Разрешили. Лезу на когтях с лампочкой за пазухой, душа поет, столб качается. Я добрался до самой верхушки, но плафон висел на другой стороне. Решил перебраться, но один коготь соскользнул. Я полетел вниз. Посередине столба сумел обнять его мертвой хваткой – вишу, ногами болтаю, не могу зацепиться когтями, а мужики, которые рядом пилили дрова, кричат: «Прыгай, до земли немного осталось!»
Мне удалось спуститься, но лампочка лопнула. Мастер долго матерился, мол, не дай бог бы что случилось. А мне обидно: на столб слазил, но задание не выполнил.
Вообще, обучение в техникуме подкреплялось большим количеством практик, на которых нас учили мужики строго, но хорошо. Вот на той практике на ГРЭС, где я неудачно пошутил, за три месяца мы научились многому, начиная от ремонта и заканчивая техникой безопасности. А еще получили второй разряд электрослесаря и третью форму допуска. Правда, нас с Валеркой ее лишили, и потом мы снова сдавали экзамены. А дело было связано с ключами, которыми можно открывать двери в вагонах. Ключ представлял собой полый треугольник. Вот мы с Валеркой и сделали себе пару дубликатов. Делается такой ключ просто: берешь трубку, кладешь ее в немного раздвинутые тиски, бьешь молотком, переворачиваешь и так три раза. Потом выяснилось, что такие же замки стоят на входе в ОРУ, где располагались высоковольтные сооружения. Валерка сказал как-то: «А что сидеть в обед, пошли поспим». Мы туда пришли, увидели сварочный аппарат, оставленный рабочими, и решили учиться сварке. Электроды вначале липли, как медом намазанные, а когда дело пошло, нарисовался наш начальник цеха. После этого сразу организовали собрание, на котором мы искренне раскаялись. Искупали наши грехи мы путем мойки изоляторов высоковольтных выключателей, которые были высокими, скользкими и очень грязными.
Но прошли и через это, нас снова допустили к сдаче, но гоняли на экзаменах так, будто в космос отправляют…
Потом мы с Валеркой попали на практику в «Читинские сети» к сокурсникам Валеры до флота.
Вот это была практика! Все попробовали: и кип, и электрозащиту. А еще там было весело. В то время в Чите появились вина, типа «Токай». Парни Валерки были с деньгами, угощали нас дома после работы. Хорошие были ребята, добрые, спецы отличные. Мы частенько бывали у них в гостях. Но запомнил я только фамилию одного из них – Елина.

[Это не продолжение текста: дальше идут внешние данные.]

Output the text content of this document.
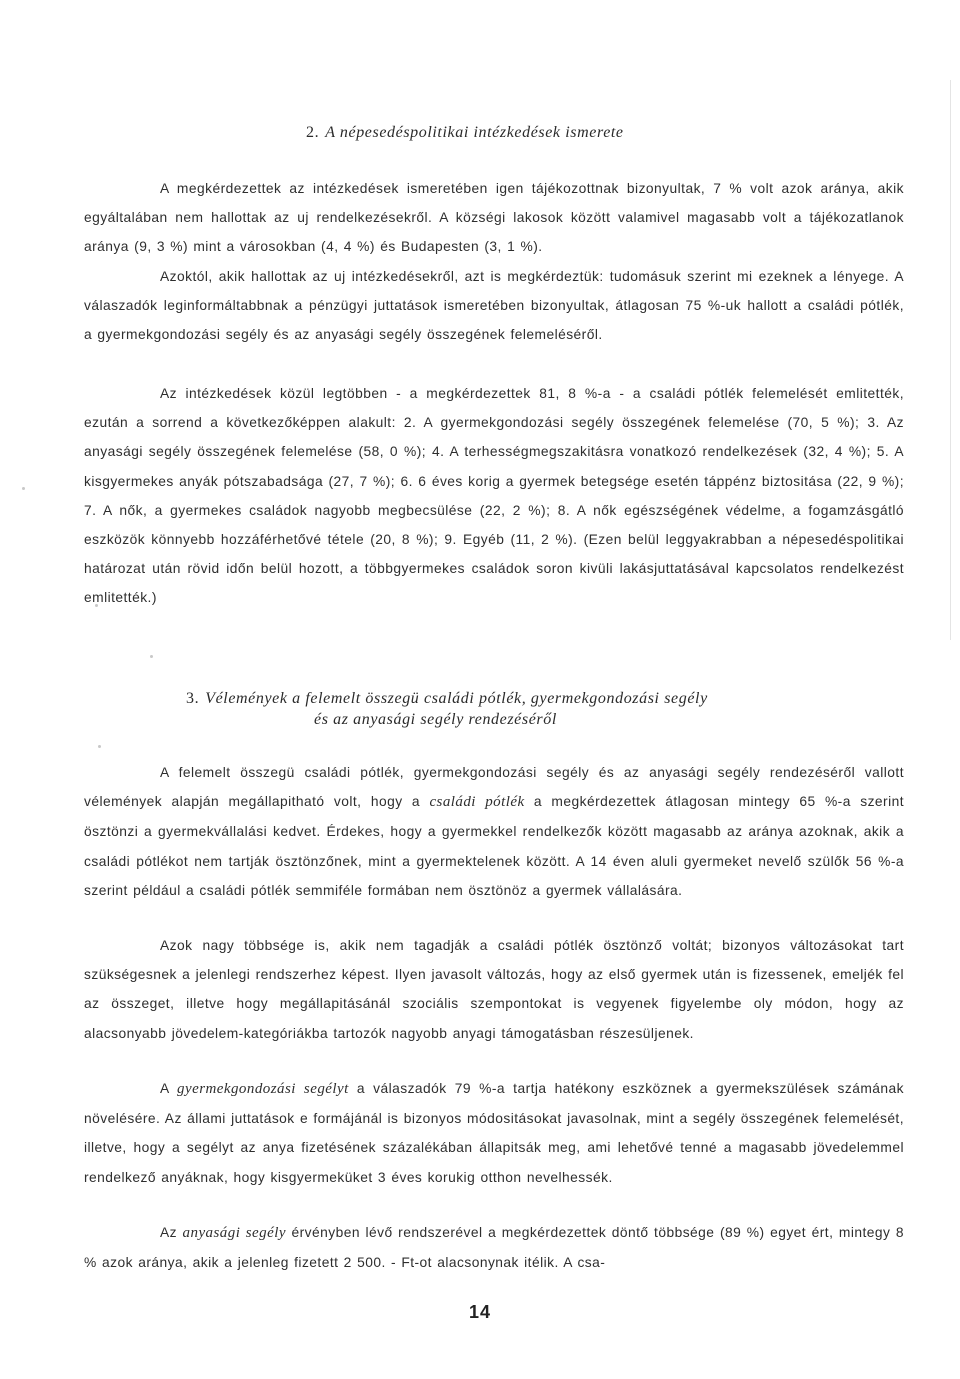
2. A népesedéspolitikai intézkedések ismerete

A megkérdezettek az intézkedések ismeretében igen tájékozottnak bizonyultak, 7 % volt azok aránya, akik egyáltalában nem hallottak az uj rendelkezésekről. A községi lakosok között valamivel magasabb volt a tájékozatlanok aránya (9, 3 %) mint a városokban (4, 4 %) és Budapesten (3, 1 %).

Azoktól, akik hallottak az uj intézkedésekről, azt is megkérdeztük: tudomásuk szerint mi ezeknek a lényege. A válaszadók leginformáltabbnak a pénzügyi juttatások ismeretében bizonyultak, átlagosan 75 %-uk hallott a családi pótlék, a gyermekgondozási segély és az anyasági segély összegének felemeléséről.

Az intézkedések közül legtöbben - a megkérdezettek 81, 8 %-a - a családi pótlék felemelését emlitették, ezután a sorrend a következőképpen alakult: 2. A gyermekgondozási segély összegének felemelése (70, 5 %); 3. Az anyasági segély összegének felemelése (58, 0 %); 4. A terhességmegszakitásra vonatkozó rendelkezések (32, 4 %); 5. A kisgyermekes anyák pótszabadsága (27, 7 %); 6. 6 éves korig a gyermek betegsége esetén táppénz biztositása (22, 9 %); 7. A nők, a gyermekes családok nagyobb megbecsülése (22, 2 %); 8. A nők egészségének védelme, a fogamzásgátló eszközök könnyebb hozzáférhetővé tétele (20, 8 %); 9. Egyéb (11, 2 %). (Ezen belül leggyakrabban a népesedéspolitikai határozat után rövid időn belül hozott, a többgyermekes családok soron kivüli lakásjuttatásával kapcsolatos rendelkezést emlitették.)

3. Vélemények a felemelt összegü családi pótlék, gyermekgondozási segély
és az anyasági segély rendezéséről

A felemelt összegü családi pótlék, gyermekgondozási segély és az anyasági segély rendezéséről vallott vélemények alapján megállapitható volt, hogy a családi pótlék a megkérdezettek átlagosan mintegy 65 %-a szerint ösztönzi a gyermekvállalási kedvet. Érdekes, hogy a gyermekkel rendelkezők között magasabb az aránya azoknak, akik a családi pótlékot nem tartják ösztönzőnek, mint a gyermektelenek között. A 14 éven aluli gyermeket nevelő szülők 56 %-a szerint például a családi pótlék semmiféle formában nem ösztönöz a gyermek vállalására.

Azok nagy többsége is, akik nem tagadják a családi pótlék ösztönző voltát; bizonyos változásokat tart szükségesnek a jelenlegi rendszerhez képest. Ilyen javasolt változás, hogy az első gyermek után is fizessenek, emeljék fel az összeget, illetve hogy megállapitásánál szociális szempontokat is vegyenek figyelembe oly módon, hogy az alacsonyabb jövedelem-kategóriákba tartozók nagyobb anyagi támogatásban részesüljenek.

A gyermekgondozási segélyt a válaszadók 79 %-a tartja hatékony eszköznek a gyermekszülések számának növelésére. Az állami juttatások e formájánál is bizonyos módositásokat javasolnak, mint a segély összegének felemelését, illetve, hogy a segélyt az anya fizetésének százalékában állapitsák meg, ami lehetővé tenné a magasabb jövedelemmel rendelkező anyáknak, hogy kisgyermeküket 3 éves korukig otthon nevelhessék.

Az anyasági segély érvényben lévő rendszerével a megkérdezettek döntő többsége (89 %) egyet ért, mintegy 8 % azok aránya, akik a jelenleg fizetett 2 500. - Ft-ot alacsonynak itélik. A csa-

14
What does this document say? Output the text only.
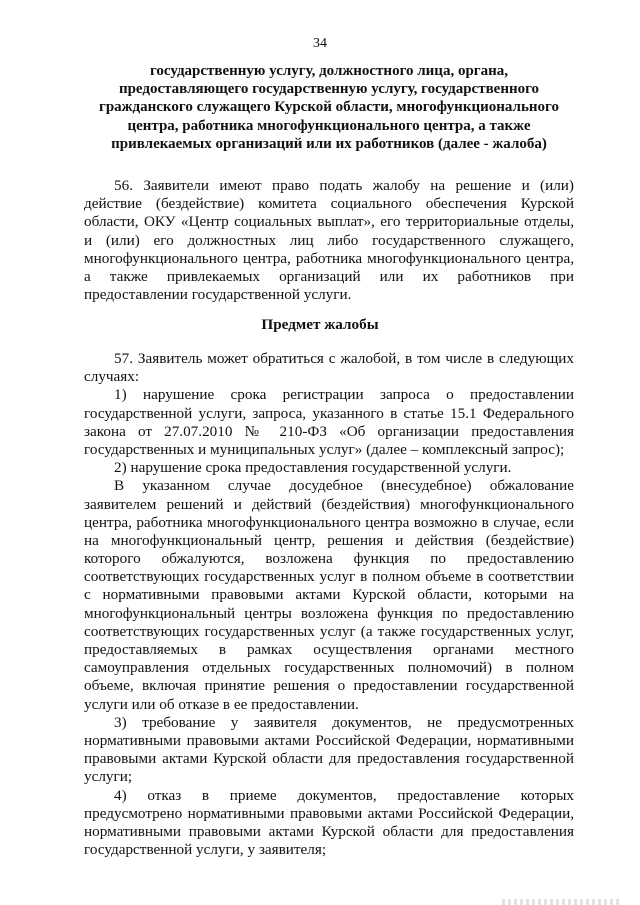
34
государственную услугу, должностного лица, органа,
предоставляющего государственную услугу, государственного
гражданского служащего Курской области, многофункционального
центра, работника многофункционального центра, а также
привлекаемых организаций или их работников (далее - жалоба)
56. Заявители имеют право подать жалобу на решение и (или)
действие (бездействие) комитета социального обеспечения Курской
области, ОКУ «Центр социальных выплат», его территориальные отделы,
и (или) его должностных лиц либо государственного служащего,
многофункционального центра, работника многофункционального центра,
а также привлекаемых организаций или их работников при
предоставлении государственной услуги.
Предмет жалобы
57. Заявитель может обратиться с жалобой, в том числе в следующих
случаях:
1) нарушение срока регистрации запроса о предоставлении
государственной услуги, запроса, указанного в статье 15.1 Федерального
закона от 27.07.2010 № 210-ФЗ «Об организации предоставления
государственных и муниципальных услуг» (далее – комплексный запрос);
2) нарушение срока предоставления государственной услуги.
В указанном случае досудебное (внесудебное) обжалование
заявителем решений и действий (бездействия) многофункционального
центра, работника многофункционального центра возможно в случае, если
на многофункциональный центр, решения и действия (бездействие)
которого обжалуются, возложена функция по предоставлению
соответствующих государственных услуг в полном объеме в соответствии
с нормативными правовыми актами Курской области, которыми на
многофункциональный центры возложена функция по предоставлению
соответствующих государственных услуг (а также государственных услуг,
предоставляемых в рамках осуществления органами местного
самоуправления отдельных государственных полномочий) в полном
объеме, включая принятие решения о предоставлении государственной
услуги или об отказе в ее предоставлении.
3) требование у заявителя документов, не предусмотренных
нормативными правовыми актами Российской Федерации, нормативными
правовыми актами Курской области для предоставления государственной
услуги;
4) отказ в приеме документов, предоставление которых
предусмотрено нормативными правовыми актами Российской Федерации,
нормативными правовыми актами Курской области для предоставления
государственной услуги, у заявителя;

На преддипломной практике произошло мое воскресение. Мы были в Атамановке, надо было проверять изоляцию трансформаторов тока. Я залез в ячейку и стал прикреплять концы. Как такое случилось – до сих не понимаю. Опытный мастер до моей отмашки подал напряжение и весь ток, ампер пять, пошел по мне, меня дернуло, как прокаженного. Вдруг они увидели мою эпилепсию. Вытащили, а я потерял сознание. Очнулся на холоде возле подстанции. Смотрю, а у меня руки черные, как сажа, не гнутся то ли от мороза, то ли от удара электричеством. Кое-как встал, зашел в помещение, а у мастера и электрика волосы дыбом встали. Они бросили меня, думали, что помру. Так еще позвонили и сообщили начальству, что меня найти не могут. Это выяснилось позже, когда начальство приехало.
Что интересно, сажа сходила хорошо. Я посмотрел в зеркало – выглядел как негр. Мужики стали просить взять вину на себя, дескать, задел я сам, забыл обесточить трансформатор. Тогда я и понял, что они бросили меня, но согласился, все же у всех семьи – они ж не виноваты. Валерка все потом уговаривал меня поехать и морду им набить, но я подумал, что им хватило того шока, который они испытали при виде мертвеца. Хотя обидно было бы, если бы я замерз.
Но судьба оставила меня на свете, однако скажу, электричество – это серьезная вещь… И с ним нужно обращаться крайне аккуратно.
А я еще раз про судьбу. Были у нас друзья в Томске, Родичевы. Нелля работала в больнице № 3. У нас и у них были сыновья одного возраста – наш Валера и их Вадик. Началась Чечня, и я отправил туда Валеру, хотя мог отмазать его, как сына Волкова. А Нелля через своих врачей комиссовала Вадика. Понятное дело, каждая мать хочет сыну мира. Любая война наносит травму человеку, и Валере не просто далась эта страница жизни, но он живет. Вадик остался дома, а через два месяца попал под электрический удар, и теперь его нет.
Поэтому прятаться или не прятаться – выбор ваш…
XIII
Я иногда думаю: а правильно ли я прожил жизнь? А мог бы я большую пользу принести стране, своим людям? Одно скажу: своим людям мог бы дать больше.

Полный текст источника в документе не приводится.